The meaning of the mnemonic also includes DF representing Diabetic Foot, meaning that every DFU patient is a VIP and must be properly cared for.

  1. V

    Refers to Vessel assessment, ensuring that the patient has no ischemic risk. Once vascular lesions are suspected, early diagnosis and intervention with percutaneous angioplasty, vascular reconstruction, or bypass surgery should be provided to prevent deterioration and affect wound healing.

  2. I

    Refers to Infection Control. Effective infection control, including the treatment of osteomyelitis, is essential to prevent healing delay caused by infections.

  3. P

    Refers to Pressure assessment. The pressure on the wound will lead to difficulty in wound bed cell migration, causing ischemia and necrosis, preventing effective tissue growth. Good offloading insoles or special diabetic foot offloading shoes can effectively prevent ulcers caused by inappropriate pressure on the feet.

  4. D

    Refers to Debride, removing necrotic tissue on the wound, which can also affect wound healing. Effective wound debridement is needed to remove necrotic tissue that hinders healing, allowing the wound to grow smoothly. With the development of biotechnology, newly developed drugs offer new hope for rapid healing.

  5. F

    Refers to Fast Healing. Fast healing can effectively reduce the risk of infection and subsequent amputation.

Through the V.I.P.D.F. mnemonic, diabetic foot patients can quickly and easily assess whether the wound can heal. Recent research indicates that the main reason for the poor healing of DFU wounds is chronic inflammation. Chronic inflammation results in the production of a large number of pro-inflammatory mediators in the wound cell environment, leading to a prolonged inflammatory state of the immune system, preventing wound granulation tissue proliferation and entering the healing stage. Therefore, research suggests that adjusting the inflammatory issues in the wound microenvironment can effectively help heal diabetic foot ulcers.

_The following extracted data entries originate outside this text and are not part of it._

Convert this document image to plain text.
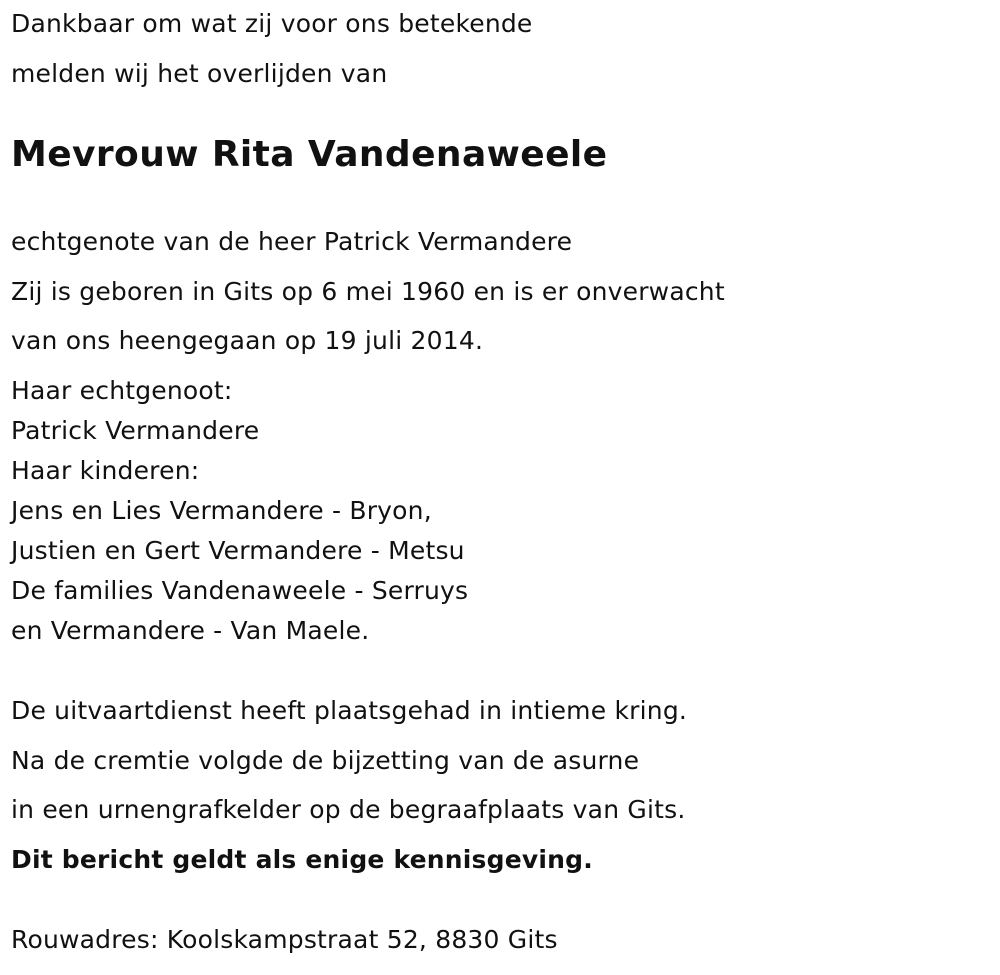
Dankbaar om wat zij voor ons betekende

melden wij het overlijden van

Mevrouw Rita Vandenaweele

echtgenote van de heer Patrick Vermandere

Zij is geboren in Gits op 6 mei 1960 en is er onverwacht

van ons heengegaan op 19 juli 2014.

Haar echtgenoot:

Patrick Vermandere

Haar kinderen:

Jens en Lies Vermandere - Bryon,

Justien en Gert Vermandere - Metsu

De families Vandenaweele - Serruys

en Vermandere - Van Maele.

De uitvaartdienst heeft plaatsgehad in intieme kring.

Na de cremtie volgde de bijzetting van de asurne

in een urnengrafkelder op de begraafplaats van Gits.

Dit bericht geldt als enige kennisgeving.

Rouwadres: Koolskampstraat 52, 8830 Gits
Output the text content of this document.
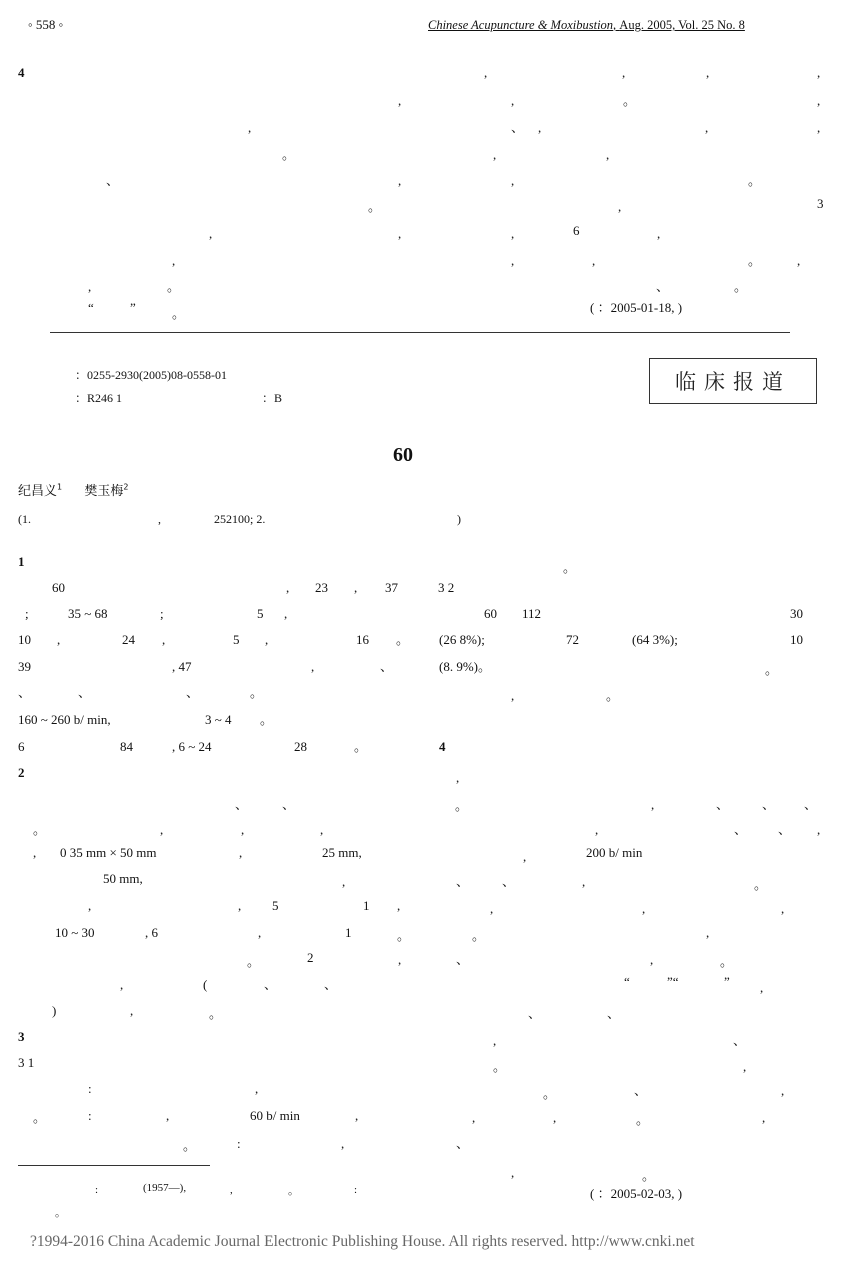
◦ 558 ◦	Chinese Acupuncture & Moxibustion, Aug. 2005, Vol. 25 No. 8
4	,	,	,	,
,	,	。	,
,	、 ,	,	,
。	,	,
、	,	,	。
。	,	3
,	,	,	6	,
,	,	,	。	,
,	。	、	。
“	”	。	( ：2005-01-18, )
：0255-2930(2005)08-0558-01
：R246 1	：B
临床报道
60
纪昌义$^1$ 樊玉梅$^2$
(1.	,	252100; 2.	)
1
60	, 23 , 37	3 2
;	35 ~ 68	;	5 ,
10 ,	24 ,	5 ,	16 。
39	, 47	,	、
、	、	、	。
160 ~ 260 b/ min,	3 ~ 4 。
6	84	, 6 ~ 24	28	。
2
、	、
。	,	,	,
, 0 35 mm × 50 mm	,	25 mm,
50 mm,	,
,	, 5	1 ,
10 ~ 30	, 6	,	1	。
。	2	,
,	(	、	、
)	,	。
3
3 1
:	,
。	:	,	60 b/ min	,
。	:	,	、
。
60 112	30
(26 8%);	72	(64 3%);	10
(8. 9%)。	。
,	。
4
,
。	,	、	、 、
,	、 、 ,
,	200 b/ min
、	、	,	。
,	,	,
。	,
、	,	。
“	”“	” ,
、	、
,	、
。	,
。	、	,
,	,	。	,
,	。
( ：2005-02-03, )
:	(1957—),	,	。	:
。
?1994-2016 China Academic Journal Electronic Publishing House. All rights reserved. http://www.cnki.net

Poor healing of diabetic foot wounds leading to amputation is the main cause of disability in diabetic patients. Once amputated, it affects physical, psychological, life, work, or interpersonal relationships. Therefore, a comprehensive medical team needs to address the multiple issues in treating diabetic foot, ensuring patients achieve the best quality of life. The trend of increasing foot lesions in diabetes in recent years highlights the importance of prevention and disease education to avoid the occurrence of diabetic foot ulcers. Therefore, the care of diabetic feet requires joint efforts from healthcare professionals, patients, and their families.